ERROL — The U.S. Fish and Wildlife Service exchanged a 233-acre parcel of land in the Town of Errol for a conservation easement on the state’s Big Island State Forest in the Unincorporated Place of Wentworth’s Location.
The Big Island State Forest conservation easement area has become part of the Umbagog National Wildlife Refuge, and a new state forest was created in Errol. The deeds were signed on Thursday, Dec. 19, and recorded on Friday, Dec. 20, in Lancaster.
“The Big Island land exchange between the State of New Hampshire and the U. S. Fish and Wildlife Service in Errol allows the 1,000-mile ‘Ride the Wilds” ATV loop to connect from Gorham-Berlin to Errol-Millsfield and onto Colebrook-Pittsburg,” explained Harry Brown of Stewartstown, president of both the N. H. Off-Highway Vehicle Association and North Country Off-Highway Recreational Vehicle Coalition, in an e-mail exchange.
“Without this ‘land swap,’ this vital economic stimulus for Coös County would not have been able to proceed. “This is a great example of multiple agencies working together – not-for-profits, federal, state, and local – along with the consumer to get something accomplished for the good of all citizens that own the property.

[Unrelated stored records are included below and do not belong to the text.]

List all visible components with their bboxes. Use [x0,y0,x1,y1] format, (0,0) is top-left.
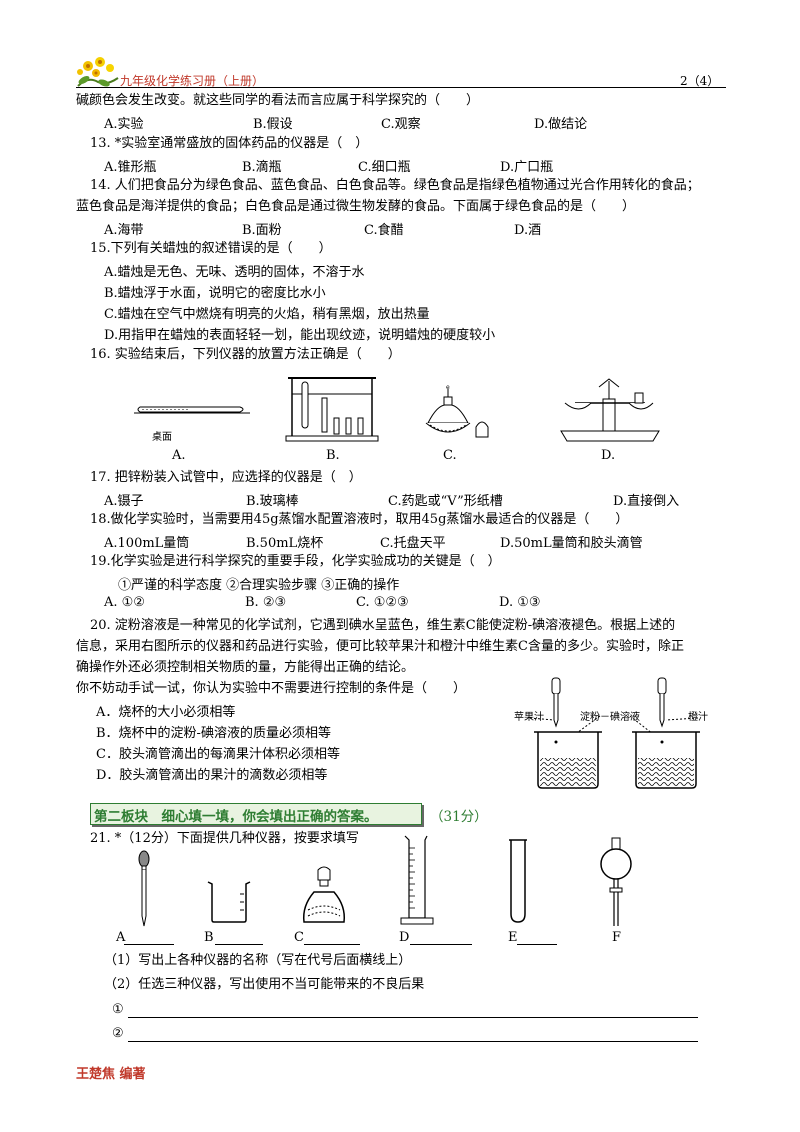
q17-option-b: B.玻璃棒 [246,494,299,509]
alcohol-lamp-illustration: e [425,384,489,438]
balance-illustration [560,378,660,442]
vitamin-c-experiment-illustration [529,677,700,789]
q21-stem: 21. *（12分）下面提供几种仪器，按要求填写 [90,831,359,846]
q20-label-starch-iodine: 淀粉－碘溶液 [580,712,640,723]
q15-option-c: C.蜡烛在空气中燃烧有明亮的火焰，稍有黑烟，放出热量 [104,307,430,322]
q21-label-a: A [116,930,126,945]
q19-items: ①严谨的科学态度 ②合理实验步骤 ③正确的操作 [118,578,400,593]
q14-option-b: B.面粉 [242,223,282,238]
q16-label-d: D. [601,448,616,463]
continuation-option-b: B.假设 [253,117,293,132]
q19-option-c: C. ①②③ [356,595,409,610]
q20-label-orange-juice: 橙汁 [688,712,708,723]
q21-blank-1-marker: ① [112,1002,124,1017]
q17-option-c: C.药匙或“V”形纸槽 [388,494,503,509]
author-credit: 王楚焦 编著 [76,1067,146,1082]
dropper-illustration [138,850,150,927]
q21-label-e: E [508,930,518,945]
q21-label-c: C [294,930,304,945]
q21-blank-e[interactable] [517,944,557,945]
q13-stem: 13. *实验室通常盛放的固体药品的仪器是（ ） [90,136,369,151]
section-2-score: （31分） [430,809,488,825]
q17-option-d: D.直接倒入 [613,494,680,509]
q21-blank-b[interactable] [215,944,263,945]
q20-label-apple-juice: 苹果汁 [514,712,544,723]
q20-line-4: 你不妨动手试一试，你认为实验中不需要进行控制的条件是（ ） [76,681,467,696]
q15-stem: 15.下列有关蜡烛的叙述错误的是（ ） [90,241,332,256]
header-rule [76,87,726,88]
section-2-title: 第二板块 细心填一填，你会填出正确的答案。 [94,809,378,825]
q18-option-c: C.托盘天平 [380,536,446,551]
q21-answer-line-2[interactable] [128,1041,698,1042]
q19-option-b: B. ②③ [245,595,287,610]
q13-option-a: A.锥形瓶 [104,160,157,175]
q21-blank-2-marker: ② [112,1026,124,1041]
continuation-option-a: A.实验 [104,117,144,132]
q20-line-2: 信息，采用右图所示的仪器和药品进行实验，便可比较苹果汁和橙汁中维生素C含量的多少… [76,639,684,654]
q16-desk-label: 桌面 [152,432,172,443]
q21-blank-a[interactable] [124,944,174,945]
section-2-banner [90,803,422,825]
page-number: 2（4） [680,74,720,88]
q20-option-c: C．胶头滴管滴出的每滴果汁体积必须相等 [96,747,340,762]
q15-option-a: A.蜡烛是无色、无味、透明的固体，不溶于水 [104,265,365,280]
q19-option-d: D. ①③ [499,595,541,610]
continuation-option-c: C.观察 [381,117,421,132]
q17-option-a: A.镊子 [104,494,144,509]
q18-stem: 18.做化学实验时，当需要用45g蒸馏水配置溶液时，取用45g蒸馏水最适合的仪器… [90,512,629,527]
q16-label-b: B. [326,448,340,463]
q18-option-a: A.100mL量筒 [104,536,190,551]
q14-line-2: 蓝色食品是海洋提供的食品；白色食品是通过微生物发酵的食品。下面属于绿色食品的是（… [76,199,636,214]
q20-option-d: D．胶头滴管滴出的果汁的滴数必须相等 [96,768,328,783]
q14-option-c: C.食醋 [364,223,404,238]
q13-option-c: C.细口瓶 [358,160,411,175]
q21-label-f: F [612,930,622,945]
q15-option-d: D.用指甲在蜡烛的表面轻轻一划，能出现纹迹，说明蜡烛的硬度较小 [104,328,496,343]
q21-blank-d[interactable] [410,944,472,945]
svg-text:e: e [446,384,450,391]
q15-option-b: B.蜡烛浮于水面，说明它的密度比水小 [104,286,326,301]
test-tube-rack-illustration [285,377,379,442]
q21-subquestion-1: （1）写出上各种仪器的名称（写在代号后面横线上） [104,953,412,968]
flower-logo-icon [77,57,119,87]
q14-option-d: D.酒 [514,223,542,238]
q20-option-b: B．烧杯中的淀粉-碘溶液的质量必须相等 [96,726,331,741]
beaker-illustration [207,881,251,923]
q21-answer-line-1[interactable] [128,1017,698,1018]
q18-option-d: D.50mL量筒和胶头滴管 [500,536,643,551]
q14-option-a: A.海带 [104,223,144,238]
q20-line-3: 确操作外还必须控制相关物质的量，方能得出正确的结论。 [76,660,415,675]
q13-option-b: B.滴瓶 [242,160,282,175]
q19-stem: 19.化学实验是进行科学探究的重要手段，化学实验成功的关键是（ ） [90,554,501,569]
q19-option-a: A. ①② [104,595,145,610]
q16-stem: 16. 实验结束后，下列仪器的放置方法正确是（ ） [90,347,401,362]
q14-line-1: 14. 人们把食品分为绿色食品、蓝色食品、白色食品等。绿色食品是指绿色植物通过光… [90,178,700,193]
q18-option-b: B.50mL烧杯 [246,536,324,551]
q21-subquestion-2: （2）任选三种仪器，写出使用不当可能带来的不良后果 [104,977,425,992]
q17-stem: 17. 把锌粉装入试管中，应选择的仪器是（ ） [90,470,362,485]
q13-option-d: D.广口瓶 [500,160,554,175]
graduated-cylinder-illustration [400,835,434,925]
test-tube-illustration [509,839,527,923]
q16-label-a: A. [172,448,186,463]
q21-label-d: D [399,930,410,945]
q21-label-b: B [204,930,214,945]
q20-option-a: A．烧杯的大小必须相等 [96,705,236,720]
round-bottom-funnel-illustration [600,837,632,926]
test-tube-on-desk-illustration [134,406,250,414]
continuation-option-d: D.做结论 [534,117,588,132]
q16-label-c: C. [443,448,457,463]
alcohol-lamp-icon [302,866,346,923]
header-title: 九年级化学练习册（上册） [120,74,265,88]
q21-blank-c[interactable] [304,944,360,945]
q20-line-1: 20. 淀粉溶液是一种常见的化学试剂，它遇到碘水呈蓝色，维生素C能使淀粉-碘溶液… [90,618,676,633]
continuation-text: 碱颜色会发生改变。就这些同学的看法而言应属于科学探究的（ ） [76,93,480,108]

“What was even more astounding was that a temporary usage agreement was done so that the trail could open last summer, Brown continued. “I hope at an appropriate time that a public ceremonial signing will be held so that all the parties can be acknowledged publicly.”
Speaking on behalf of the members of both the OHRV organizations he heads up, Brown also thanked the many partners who worked on this project, including administrator Bill Carpenter of the Land Management Bureau of the state Division of Forests and Lands. “This is a win-win deal for wildlife and people,” said Umbagog National Wildlife Refuge manager Paul Casey in a prepared statement. “High-quality wildlife habitat will be managed by the Refuge while the public will permanently gain an important connection in the new North Country ATV trail.”
The exchange also gives the USFWS rare silver maple floodplain forest and mixed wood habitat that supports migratory birds and waterfowl, including rusty blackbirds, wood ducks, common goldeneyes, and many warbler species, he added. To complete the exchange, USFWS will pay the State of New Hampshire $6,200 in addition to the 233-acre parcel itself. For this, USFWS now has a conservation easement of over 280 acres on both sides of Route 16 in Wentworth’s Location.
The Trust for Public Land (TPL) facilitated the transaction. “We were pleased to help,” said Rodger Krussman, N. H. Director for The Trust for Public Land, in a prepared statement. “We want to protect land for people to enjoy, and this announcement means people who use ATVs will have access to the Seven Island Bridge and the ‘Ride the Wilds’ ATV trail system. It also will maintain high-quality wildlife habitat protection around Lake Umbagog and the Magalloway River.”
The State and the US FWS have been working n this exchange for over a year, each driven by its commitment to its mission. The Refuge will manage the wildlife habitat of Big Island State Forest consistent with their management of adjacent Refuge lands. The State will establish a new forest with the exchanged Refuge lands that includes a key connection in the ATV and snowmobile trail network.
“Beyond the benefits that this exchange provides to our sporting citizens and guests, the new 233 acre State Forest ensures that the land will remain a working forest providing jobs and forest products,” said Interim Director of the Division of Forests and Lands Brad Simpkins in a prepared statement.
It will be named the Androscoggin River Reservation. He, too, praised the USFWS team for its cooperation and timeliness in moving forward with the exchange.
The Umbagog Nation al Wildlife Refuge, which spans northern New Hampshire and western Maine, was established in 1992 with the primary purposes of protecting wetlands and wetland-associated wildlife as well as migratory birds.
The Trust for Public Land (TPL) founded in 1972, has protected more than three million acres from the inner city to the wilderness and helped generate more than $34 billion in public funds for conservation. Nearly ten million people live within a ten-minute walk of a TPL park, garden, or natural area, and millions more visit these sites every year.